Rediff Logo News Rediff Personal Homepage Find/Feedback/Site Index
August 10, 1998


E-Mail this column to a friend

Opinion/ V C Bhaskaran

Rowing back in time on Cauvery...

Just before the beginning of the Christian era, the rulers of Tanjavur impounded the waters of the Cauvery river which originates in the Brahmagiri ranges of Kodagu district. The Cauvery, one of the seven holy rivers of India, flows for about 381 km along what is now Karnataka. No attempt was made to utilise its waters for irrigation until 1883 when the diwan of the princely state of Mysore launched a scheme. His primary aim was to increase the revenue to the king's coffers. The diwan's move was resented by the Madras residency under the British raj. Thus began the Cauvery dispute which Prime Minister Vajpayee of Independent India is trying to solve.

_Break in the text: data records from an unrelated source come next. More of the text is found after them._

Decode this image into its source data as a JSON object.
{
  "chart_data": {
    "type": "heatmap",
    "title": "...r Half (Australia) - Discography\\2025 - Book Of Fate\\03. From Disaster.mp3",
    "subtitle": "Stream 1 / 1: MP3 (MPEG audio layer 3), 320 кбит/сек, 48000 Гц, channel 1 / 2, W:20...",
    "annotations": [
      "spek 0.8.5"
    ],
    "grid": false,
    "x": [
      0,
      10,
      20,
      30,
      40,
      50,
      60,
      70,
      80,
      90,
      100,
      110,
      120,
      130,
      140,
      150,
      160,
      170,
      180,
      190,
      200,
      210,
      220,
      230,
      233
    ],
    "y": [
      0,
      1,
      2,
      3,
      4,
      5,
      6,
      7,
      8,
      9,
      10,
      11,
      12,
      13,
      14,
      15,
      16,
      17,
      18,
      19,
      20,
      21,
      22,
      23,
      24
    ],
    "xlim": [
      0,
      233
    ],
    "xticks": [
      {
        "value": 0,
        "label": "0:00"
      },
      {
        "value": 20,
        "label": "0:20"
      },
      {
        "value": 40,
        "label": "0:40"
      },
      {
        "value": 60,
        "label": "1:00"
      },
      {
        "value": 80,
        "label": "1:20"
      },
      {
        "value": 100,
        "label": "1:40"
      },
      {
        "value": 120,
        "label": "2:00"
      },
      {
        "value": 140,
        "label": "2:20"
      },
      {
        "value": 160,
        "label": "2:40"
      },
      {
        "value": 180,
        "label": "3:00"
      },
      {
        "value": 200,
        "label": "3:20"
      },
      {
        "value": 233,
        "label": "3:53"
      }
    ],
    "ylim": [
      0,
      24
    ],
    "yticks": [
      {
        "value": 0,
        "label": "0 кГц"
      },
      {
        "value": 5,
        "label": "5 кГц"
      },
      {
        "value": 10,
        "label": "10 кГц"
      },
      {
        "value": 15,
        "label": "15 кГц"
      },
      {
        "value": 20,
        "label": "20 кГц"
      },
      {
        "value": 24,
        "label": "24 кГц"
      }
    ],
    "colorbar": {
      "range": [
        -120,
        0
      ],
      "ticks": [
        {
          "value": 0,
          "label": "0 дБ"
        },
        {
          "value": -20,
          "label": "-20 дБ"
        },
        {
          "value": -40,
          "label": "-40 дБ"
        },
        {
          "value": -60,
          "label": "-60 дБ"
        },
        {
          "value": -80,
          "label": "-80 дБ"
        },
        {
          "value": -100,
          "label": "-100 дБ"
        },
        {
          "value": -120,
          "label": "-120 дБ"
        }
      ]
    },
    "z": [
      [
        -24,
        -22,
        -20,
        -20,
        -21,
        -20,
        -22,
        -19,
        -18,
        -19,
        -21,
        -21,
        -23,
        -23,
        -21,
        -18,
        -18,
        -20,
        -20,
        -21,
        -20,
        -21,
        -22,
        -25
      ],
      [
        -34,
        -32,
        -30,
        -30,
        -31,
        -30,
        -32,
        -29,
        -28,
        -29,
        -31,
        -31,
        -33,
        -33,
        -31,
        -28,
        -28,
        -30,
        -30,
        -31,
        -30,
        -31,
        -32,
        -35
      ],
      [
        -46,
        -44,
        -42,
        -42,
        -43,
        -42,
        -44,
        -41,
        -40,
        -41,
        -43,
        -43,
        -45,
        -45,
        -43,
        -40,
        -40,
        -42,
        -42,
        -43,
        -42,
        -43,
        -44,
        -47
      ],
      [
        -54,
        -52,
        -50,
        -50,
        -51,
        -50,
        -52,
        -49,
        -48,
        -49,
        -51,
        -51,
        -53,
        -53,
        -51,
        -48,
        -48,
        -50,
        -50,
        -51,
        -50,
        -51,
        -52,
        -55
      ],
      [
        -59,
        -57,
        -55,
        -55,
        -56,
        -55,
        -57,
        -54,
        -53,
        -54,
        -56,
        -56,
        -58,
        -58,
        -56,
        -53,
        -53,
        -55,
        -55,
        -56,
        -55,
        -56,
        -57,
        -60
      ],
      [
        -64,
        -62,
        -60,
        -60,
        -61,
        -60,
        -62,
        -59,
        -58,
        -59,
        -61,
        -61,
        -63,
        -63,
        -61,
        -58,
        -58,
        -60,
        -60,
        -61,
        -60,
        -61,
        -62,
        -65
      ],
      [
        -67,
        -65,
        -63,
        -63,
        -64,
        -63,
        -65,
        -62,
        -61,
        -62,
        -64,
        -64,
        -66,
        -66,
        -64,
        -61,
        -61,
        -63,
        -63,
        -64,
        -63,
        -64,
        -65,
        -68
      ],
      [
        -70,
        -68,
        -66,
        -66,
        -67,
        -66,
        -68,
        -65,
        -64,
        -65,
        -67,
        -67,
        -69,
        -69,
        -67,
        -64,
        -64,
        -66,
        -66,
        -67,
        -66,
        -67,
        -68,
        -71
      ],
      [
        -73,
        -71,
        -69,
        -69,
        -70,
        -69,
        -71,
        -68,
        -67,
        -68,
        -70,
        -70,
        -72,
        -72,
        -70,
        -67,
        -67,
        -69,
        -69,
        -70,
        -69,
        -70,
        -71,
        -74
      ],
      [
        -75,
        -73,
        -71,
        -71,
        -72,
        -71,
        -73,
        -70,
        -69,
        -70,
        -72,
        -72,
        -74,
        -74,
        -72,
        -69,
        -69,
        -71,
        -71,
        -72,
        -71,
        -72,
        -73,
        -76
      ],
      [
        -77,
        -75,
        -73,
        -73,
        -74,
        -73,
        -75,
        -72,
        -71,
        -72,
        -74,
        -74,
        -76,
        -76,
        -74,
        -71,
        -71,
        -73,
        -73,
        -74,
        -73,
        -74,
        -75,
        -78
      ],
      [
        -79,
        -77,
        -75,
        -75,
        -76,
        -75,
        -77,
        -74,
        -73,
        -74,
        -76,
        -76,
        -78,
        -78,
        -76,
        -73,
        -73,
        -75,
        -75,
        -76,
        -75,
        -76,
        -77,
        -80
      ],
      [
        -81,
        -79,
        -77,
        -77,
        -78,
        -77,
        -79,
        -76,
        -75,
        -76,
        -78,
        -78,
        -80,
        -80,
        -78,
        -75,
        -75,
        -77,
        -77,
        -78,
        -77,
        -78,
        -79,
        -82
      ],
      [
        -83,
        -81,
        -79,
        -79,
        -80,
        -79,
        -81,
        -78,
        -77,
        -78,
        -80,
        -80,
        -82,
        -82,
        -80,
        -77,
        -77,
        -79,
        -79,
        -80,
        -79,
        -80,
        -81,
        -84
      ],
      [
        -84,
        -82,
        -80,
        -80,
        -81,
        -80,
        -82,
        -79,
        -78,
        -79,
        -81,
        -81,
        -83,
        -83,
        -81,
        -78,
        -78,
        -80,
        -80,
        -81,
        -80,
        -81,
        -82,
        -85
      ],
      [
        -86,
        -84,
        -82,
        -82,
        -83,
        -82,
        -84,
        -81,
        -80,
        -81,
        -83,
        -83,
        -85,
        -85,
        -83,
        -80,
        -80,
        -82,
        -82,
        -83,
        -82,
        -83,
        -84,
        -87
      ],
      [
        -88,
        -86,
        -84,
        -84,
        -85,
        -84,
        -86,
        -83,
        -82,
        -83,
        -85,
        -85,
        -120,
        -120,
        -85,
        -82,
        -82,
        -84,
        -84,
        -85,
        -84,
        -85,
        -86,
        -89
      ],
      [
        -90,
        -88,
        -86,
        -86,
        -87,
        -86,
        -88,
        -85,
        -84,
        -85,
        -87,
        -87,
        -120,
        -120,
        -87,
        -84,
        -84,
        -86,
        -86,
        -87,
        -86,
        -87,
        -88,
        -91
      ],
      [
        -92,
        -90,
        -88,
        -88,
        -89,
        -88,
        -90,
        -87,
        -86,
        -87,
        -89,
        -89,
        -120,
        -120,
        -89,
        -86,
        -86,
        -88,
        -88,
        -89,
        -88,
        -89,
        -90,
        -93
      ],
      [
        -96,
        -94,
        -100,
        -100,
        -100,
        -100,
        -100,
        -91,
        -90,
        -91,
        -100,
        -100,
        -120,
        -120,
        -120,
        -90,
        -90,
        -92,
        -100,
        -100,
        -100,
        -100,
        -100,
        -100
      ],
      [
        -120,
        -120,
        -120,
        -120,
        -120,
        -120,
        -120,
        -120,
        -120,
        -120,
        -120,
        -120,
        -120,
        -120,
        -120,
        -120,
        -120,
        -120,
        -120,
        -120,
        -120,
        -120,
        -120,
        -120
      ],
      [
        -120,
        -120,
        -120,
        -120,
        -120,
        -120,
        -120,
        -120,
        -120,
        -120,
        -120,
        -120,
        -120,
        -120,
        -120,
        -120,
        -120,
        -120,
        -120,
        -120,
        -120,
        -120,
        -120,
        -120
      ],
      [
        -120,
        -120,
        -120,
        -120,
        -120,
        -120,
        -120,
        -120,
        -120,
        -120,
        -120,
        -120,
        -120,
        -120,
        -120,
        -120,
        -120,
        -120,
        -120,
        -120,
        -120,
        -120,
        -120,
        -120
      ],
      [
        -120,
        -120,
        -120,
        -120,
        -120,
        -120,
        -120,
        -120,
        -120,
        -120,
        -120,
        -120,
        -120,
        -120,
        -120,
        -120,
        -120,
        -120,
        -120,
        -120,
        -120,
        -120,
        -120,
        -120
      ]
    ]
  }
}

The Cauvery row had some respite after two rounds of talks between the Mysore state and Madras residency in 1892 and 1924. Mysore was permitted to construct a dam in Kannambadi village to impound 44.8 thousand million cubic feet of water. Madras appropriated to itself the right to construct a dam in Mettur in Selam district to impound 93.5 tmc ft of water. Madras naturally had what is called prescriptive rights over the upper riparian state of Mysore. Besides, Mysore was a princely state under the raj. Madras presidency formed a part of the raj, and thus was in an unassailable position. Malabar district was then part of the Madras presidency. Malabar is now part of Kerala, and Kerala too has joined the Cauvery fray.

The 1924 agreement was valid for 50 years, after which there was to be a review. It stipulated that Mysore could undertake any extension of irrigation by impounding Cauvery waters only with the prior consent of the Madras presidency. Twelve years after Independence and 15 years before the expiry of the pact, Mysore, by then rechristened Karnataka, wrote to Madras, in Tamil Nadu, inviting its attention to several clauses, and suggesting changes. Madras turned down the plea. Changes, it said, would be contemplated only after the expiry of the pact in 1974. Obviously, Tamil Nadu found it best suited to keep the agreement alive for its own benefit.

The central government began an initiative soon after, but the entire issue was given the appearance of a bilateral dispute between Tamil Nadu and Karnataka, the other two riparian states, namely Kerala and Pondicherry, having been left out until the 1970s. And because of the political clout enjoyed by Tamil Nadu in New Delhi, Karnataka's plea for constructing dams across the Cauvery was not considered by the Centre. Karnataka launched many irrigation schemes, but these were not approved for Union funding. This added fuel to the fire.

Meanwhile, Tamil Nadu had expanded its irrigation by leaps and bounds against the letter and spirit of the agreement. Its acreage increased from 1.665 million in 1924 to 2.82 million by 1971. Karnataka's score showed a rise from 314,000 to 682,000. The agreement had stipulated that Madras was entitled to increase its irrigation land to only 300,000 acres. Mysore's quota was 110,000 acres. Both had violated the agreement.

Countless rounds of talks have taken place to resolve the issue, without any success. If one scans through the headlines of the past decade, when the dispute assumed violent overtones, one can discern a pattern to make political capital. The two Kazhagams are using the issue for votes in Tamil Nadu; the Congress and the Janata Dal do the same in Karnataka. Now the BJP, with its newfound prominence, has also come into the picture.

According to a study conducted by the central government in 1972, the utilisation of water from Cauvery in Tamil Nadu was 489 tmc against Karnataka's 177 tmc. Now Karnataka wants to utilise 465 tmc, against its present usage of 312.32 tmc. It is against this background that Tamil Nadu went to the Supreme Court.

The Cauvery Tribunal, in its interim award of June 1991, ordered that Karnataka should release 205 tmc of water to Tamil Nadu during one water year, that is from May to June. It also stipulated a weekly quantum of flow, much to the chagrin of Karnataka. The largescale violence let loose on Tamils living in Karnataka still haunts the politically-charged scenario. Even the United Front government of H D Deve Gowda, in which the DMK was partner, could not resolve the Cauvery row. It was Deve Gowda who had organised massive rallies against the Cauvery Tribunal award, way back in 1991.

Karnataka has consistently opposed any river valley authority to supervise the distribution of water. It is also against any court verdict. It wants talks. And at the end of every round, politicians blame each other for the failure. Now thanks to the emergence of coalition politics, questions of state's autonomy, federation etc are being raised to defend belligerence.